Rivela: «La svolta nella trattativa è stata tra il primo e il secondo tempo della finale Mondiale. I direttori Pederzoli e Ferretti e il mister mi hanno fatto una videochiamata: una conversazione a quattro che mi ha fatto capire che la voglia di avermi con loro era tanta, che ci sono motivazioni profonde. È una cosa l’ho capita: nel calcio bisogna andare dove ti vogliono».
Nessuna delusione per non giocare subito la serie B conquistata sul campo? «Parto dai dilettanti, quindi ho alle spalle un percorso lungo. Ma tutto ti fa crescere, soprattutto le cose negative.
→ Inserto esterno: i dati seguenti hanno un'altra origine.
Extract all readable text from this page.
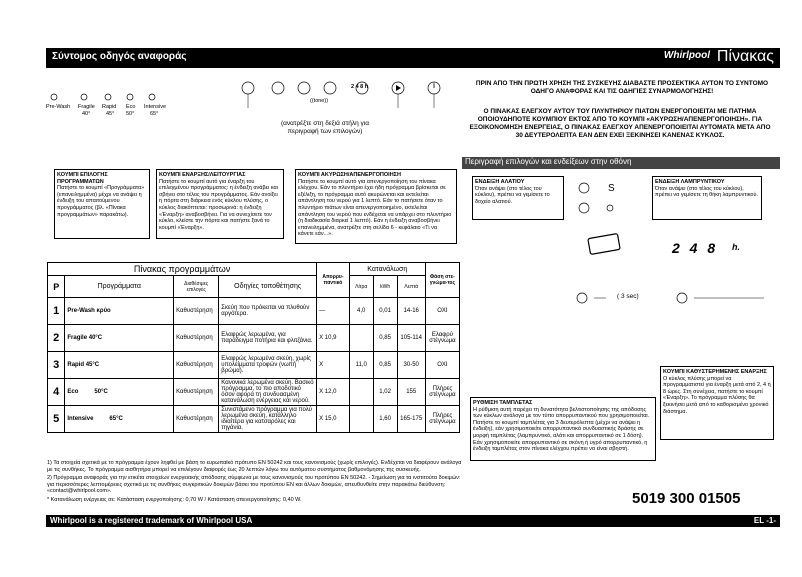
Σύντομος οδηγός αναφοράς	Whirlpool Πίνακας
Pre-Wash Fragile
40°
Rapid
45°
Eco
50°
Intensive
65°
((tone))
2 4 8 h
(ανατρέξτε στη δεξιά στήλη για περιγραφή των επιλογών)
ΚΟΥΜΠΙ ΕΠΙΛΟΓΗΣ ΠΡΟΓΡΑΜΜΑΤΩΝ
Πατήστε το κουμπί «Προγράμματα» (επανειλημμένα) μέχρι να ανάψει η ένδειξη του απαιτούμενου προγράμματος (βλ. «Πίνακα προγραμμάτων» παρακάτω).
ΚΟΥΜΠΙ ΕΝΑΡΞΗΣ/ΛΕΙΤΟΥΡΓΙΑΣ
Πατήστε το κουμπί αυτό για έναρξη του επιλεγμένου προγράμματος: η ένδειξη ανάβει και σβήνει στο τέλος του προγράμματος. Εάν ανοίξει η πόρτα στη διάρκεια ενός κύκλου πλύσης, ο κύκλος διακόπτεται: προσωρινά: η ένδειξη «Έναρξη» αναβοσβήνει. Για να συνεχίσετε τον κύκλο, κλείστε την πόρτα και πατήστε ξανά το κουμπί «Έναρξη».
ΚΟΥΜΠΙ ΑΚΥΡΩΣΗ/ΑΠΕΝΕΡΓΟΠΟΙΗΣΗ
Πατήστε το κουμπί αυτό για απενεργοποίηση του πίνακα ελέγχου. Εάν το πλυντήριο έχει ήδη πρόγραμμα βρίσκεται σε εξέλιξη, το πρόγραμμα αυτό ακυρώνεται και εκτελείται απάντληση του νερού για 1 λεπτό. Εάν το πατήσετε όταν το πλυντήριο πιάτων είναι απενεργοποιημένο, εκτελείται απάντληση του νερού που ενδέχεται να υπάρχει στο πλυντήριο (η διαδικασία διαρκεί 1 λεπτό). Εάν η ένδειξη αναβοσβήνει επανειλημμένα, ανατρέξτε στη σελίδα 6 - κεφάλαιο «Τι να κάνετε εάν...».
ΠΡΙΝ ΑΠΟ ΤΗΝ ΠΡΩΤΗ ΧΡΗΣΗ ΤΗΣ ΣΥΣΚΕΥΗΣ ΔΙΑΒΑΣΤΕ ΠΡΟΣΕΚΤΙΚΑ ΑΥΤΟΝ ΤΟ ΣΥΝΤΟΜΟ ΟΔΗΓΟ ΑΝΑΦΟΡΑΣ ΚΑΙ ΤΙΣ ΟΔΗΓΙΕΣ ΣΥΝΑΡΜΟΛΟΓΗΣΗΣ!
Ο ΠΙΝΑΚΑΣ ΕΛΕΓΧΟΥ ΑΥΤΟΥ ΤΟΥ ΠΛΥΝΤΗΡΙΟΥ ΠΙΑΤΩΝ ΕΝΕΡΓΟΠΟΙΕΙΤΑΙ ΜΕ ΠΑΤΗΜΑ ΟΠΟΙΟΥΔΗΠΟΤΕ ΚΟΥΜΠΙΟΥ ΕΚΤΟΣ ΑΠΟ ΤΟ ΚΟΥΜΠΙ «ΑΚΥΡΩΣΗ/ΑΠΕΝΕΡΓΟΠΟΙΗΣΗ». ΓΙΑ ΕΞΟΙΚΟΝΟΜΗΣΗ ΕΝΕΡΓΕΙΑΣ, Ο ΠΙΝΑΚΑΣ ΕΛΕΓΧΟΥ ΑΠΕΝΕΡΓΟΠΟΙΕΙΤΑΙ ΑΥΤΟΜΑΤΑ ΜΕΤΑ ΑΠΟ 30 ΔΕΥΤΕΡΟΛΕΠΤΑ ΕΑΝ ΔΕΝ ΕΧΕΙ ΞΕΚΙΝΗΣΕΙ ΚΑΝΕΝΑΣ ΚΥΚΛΟΣ.
Περιγραφή επιλογών και ενδείξεων στην οθόνη
ΕΝΔΕΙΞΗ ΑΛΑΤΙΟΥ
Όταν ανάψει (στο τέλος του κύκλου), πρέπει να γεμίσετε το δοχείο αλατιού.
S
ΕΝΔΕΙΞΗ ΛΑΜΠΡΥΝΤΙΚΟΥ
Όταν ανάψει (στο τέλος του κύκλου), πρέπει να γεμίσετε τη θήκη λαμπρυντικού.
2 4 8 h.
( 3 sec)
ΚΟΥΜΠΙ ΚΑΘΥΣΤΕΡΗΜΕΝΗΣ ΕΝΑΡΞΗΣ
Ο κύκλος πλύσης μπορεί να προγραμματιστεί για έναρξη μετά από 2, 4 ή 8 ώρες. Στη συνέχεια, πατήστε το κουμπί «Έναρξη». Το πρόγραμμα πλύσης θα ξεκινήσει μετά από το καθορισμένο χρονικό διάστημα.
ΡΥΘΜΙΣΗ ΤΑΜΠΛΕΤΑΣ
Η ρύθμιση αυτή παρέχει τη δυνατότητα βελτιστοποίησης της απόδοσης των κύκλων ανάλογα με τον τύπο απορρυπαντικού που χρησιμοποιείται. Πατήστε το κουμπί ταμπλέτας για 3 δευτερόλεπτα (μέχρι να ανάψει η ένδειξη), εάν χρησιμοποιείτε απορρυπαντικά συνδυαστικής δράσης σε μορφή ταμπλέτας (λαμπρυντικό, αλάτι και απορρυπαντικό σε 1 δόση). Εάν χρησιμοποιείτε απορρυπαντικό σε σκόνη ή υγρό απορρυπαντικό, η ένδειξη ταμπλέτας στον πίνακα ελέγχου πρέπει να είναι σβηστή.
Πίνακας προγραμμάτων				Απορρυ-παντικό	Κατανάλωση			Φάση στε-γνώμα-τος
P	Προγράμματα	Διαθέσιμες επιλογές	Οδηγίες τοποθέτησης		Λίτρα	kWh	Λεπτά	
1	Pre-Wash κρύο	Καθυστέρηση	Σκεύη που πρόκειται να πλυθούν αργότερα.	—	4,0	0,01	14-16	ΟΧΙ
2	Fragile 40°C	Καθυστέρηση	Ελαφρώς λερωμένα, για παράδειγμα ποτήρια και φλιτζάνια.	X 10,9		0,85	105-114	Ελαφρύ στέγνωμα
3	Rapid 45°C	Καθυστέρηση	Ελαφρώς λερωμένα σκεύη, χωρίς υπολείμματα τροφών (νωπή βρώμα).	X	11,0	0,85	30-50	ΟΧΙ
4	Eco 50°C	Καθυστέρηση	Κανονικά λερωμένα σκεύη. Βασικό πρόγραμμα, το πιο αποδοτικό όσον αφορά τη συνδυασμένη κατανάλωση ενέργειας και νερού.	X 12,0		1,02	155	Πλήρες στέγνωμα
5	Intensive 65°C	Καθυστέρηση	Συνιστάμενο πρόγραμμα για πολύ λερωμένα σκεύη, κατάλληλο ιδιαίτερα για κατσαρόλες και τηγάνια.	X 15,0		1,60	165-175	Πλήρες στέγνωμα
1) Τα στοιχεία σχετικά με το πρόγραμμα έχουν ληφθεί με βάση το ευρωπαϊκό πρότυπο EN 50242 και τους κανονισμούς (χωρίς επιλογές). Ενδέχεται να διαφέρουν ανάλογα με τις συνθήκες. Το πρόγραμμα αισθητήρα μπορεί να επιλέγουν διαφορές έως 20 λεπτών λόγω του αυτόματου συστήματος βαθμονόμησης της συσκευής.
2) Πρόγραμμα αναφοράς για την ετικέτα στοιχείων ενεργειακής απόδοσης σύμφωνα με τους κανονισμούς του προτύπου ΕΝ 50242. - Σημείωση για τα ινστιτούτα δοκιμών: για περισσότερες λεπτομέρειες σχετικά με τις συνθήκες συγκριτικών δοκιμών βάσει του προτύπου EN και άλλων δοκιμών, απευθυνθείτε στην παρακάτω διεύθυνση: «contact@whirlpool.com».
* Κατανάλωση ενέργειας σε: Κατάσταση ενεργοποίησης: 0,70 W / Κατάσταση απενεργοποίησης: 0,40 W.	5019 300 01505
Whirlpool is a registered trademark of Whirlpool USA	EL -1-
Nel calcio le cose vanno come come devono andare e non vivo neanche come una delusione il fatto di non essere già in B dopo la vittoria di un campionato da protagonista… forse il destino mi dice che quel che ho “tolto” al Brescia lo scorso anno lo devo restituire in questa stagione».

Rizzo Pinna è uomo gol e assist: «Non saprei decidere quale delle due cose mi dà maggior soddisfazione. Sicuramente mi piace far giocare bene la squadra, mi piace molto partecipare alla manovra e in questo credo di essere molto migliorato. A prescindere comunque dai giusti personali, l’obiettivo è quello di vincere ed è quello che conta».